Deutschland ist ein sehr attraktives Land, und das Gesundheitswesen scheint ein sehr attraktiver Arbeitgeber zu sein. Und ohne die wäre, glaube ich, kein Krankenhaus in Deutschland mehr arbeitsfähig. Im Moment gibt es eher Schwierigkeiten, Pflegepersonal zu rekrutieren.

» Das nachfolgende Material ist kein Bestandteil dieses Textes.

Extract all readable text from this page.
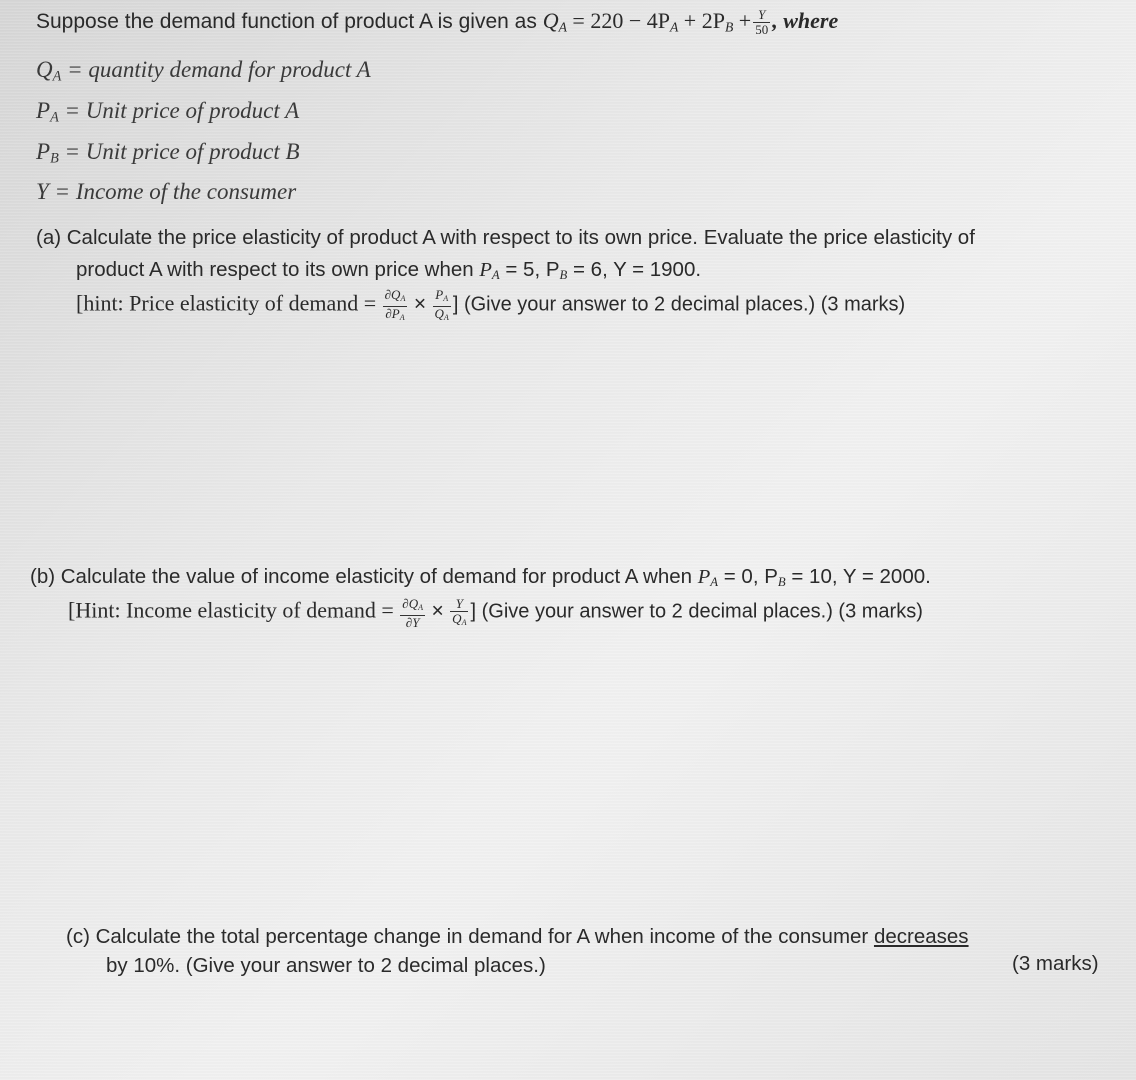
Suppose the demand function of product A is given as $Q_A = 220 - 4P_A + 2P_B + \frac{Y}{50}$ , where
$Q_A$ = quantity demand for product A
$P_A$ = Unit price of product A
$P_B$ = Unit price of product B
Y = Income of the consumer
(a) Calculate the price elasticity of product A with respect to its own price. Evaluate the price elasticity of
product A with respect to its own price when $P_A = 5$, $P_B = 6$, Y = 1900.
[hint: Price elasticity of demand = $\frac{\partial Q_A}{\partial P_A} \times \frac{P_A}{Q_A}$ ] (Give your answer to 2 decimal places.) (3 marks)
(b) Calculate the value of income elasticity of demand for product A when $P_A = 0$, $P_B = 10$, Y = 2000.
[Hint: Income elasticity of demand = $\frac{\partial Q_A}{\partial Y} \times \frac{Y}{Q_A}$ ] (Give your answer to 2 decimal places.) (3 marks)
(c) Calculate the total percentage change in demand for A when income of the consumer decreases
by 10%. (Give your answer to 2 decimal places.)	(3 marks)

SWR Aktuell: Verschärft die Nähe zu Luxemburg die Personalsituation noch? Verlieren Sie Ärzte und Pflegekräfte dorthin?
Stefka: Eher im Gegenteil. Wir bilden viele luxemburgische Assistenzärzte aus, die sehr gute Arbeit hier machen. Wir befürchten allerdings schon seit längerem, dass die irgendwann in Luxemburg ausgebildet werden könnten. Dann würde uns ein sehr großer Anteil an ausländischen Ärzten wegbrechen.
Wenn alle Luxemburger Ärzte, die im Mutterhaus arbeiten, morgen nicht mehr hier arbeiten, dann hätten wir ein Problem. Beim Pflegepersonal ist es auch nicht so, dass wir viele nach Luxemburg verlieren. Es sind mir allerdings auch keine Pflegekräfte bekannt, die als Luxemburger nach Trier zum Arbeiten kommen.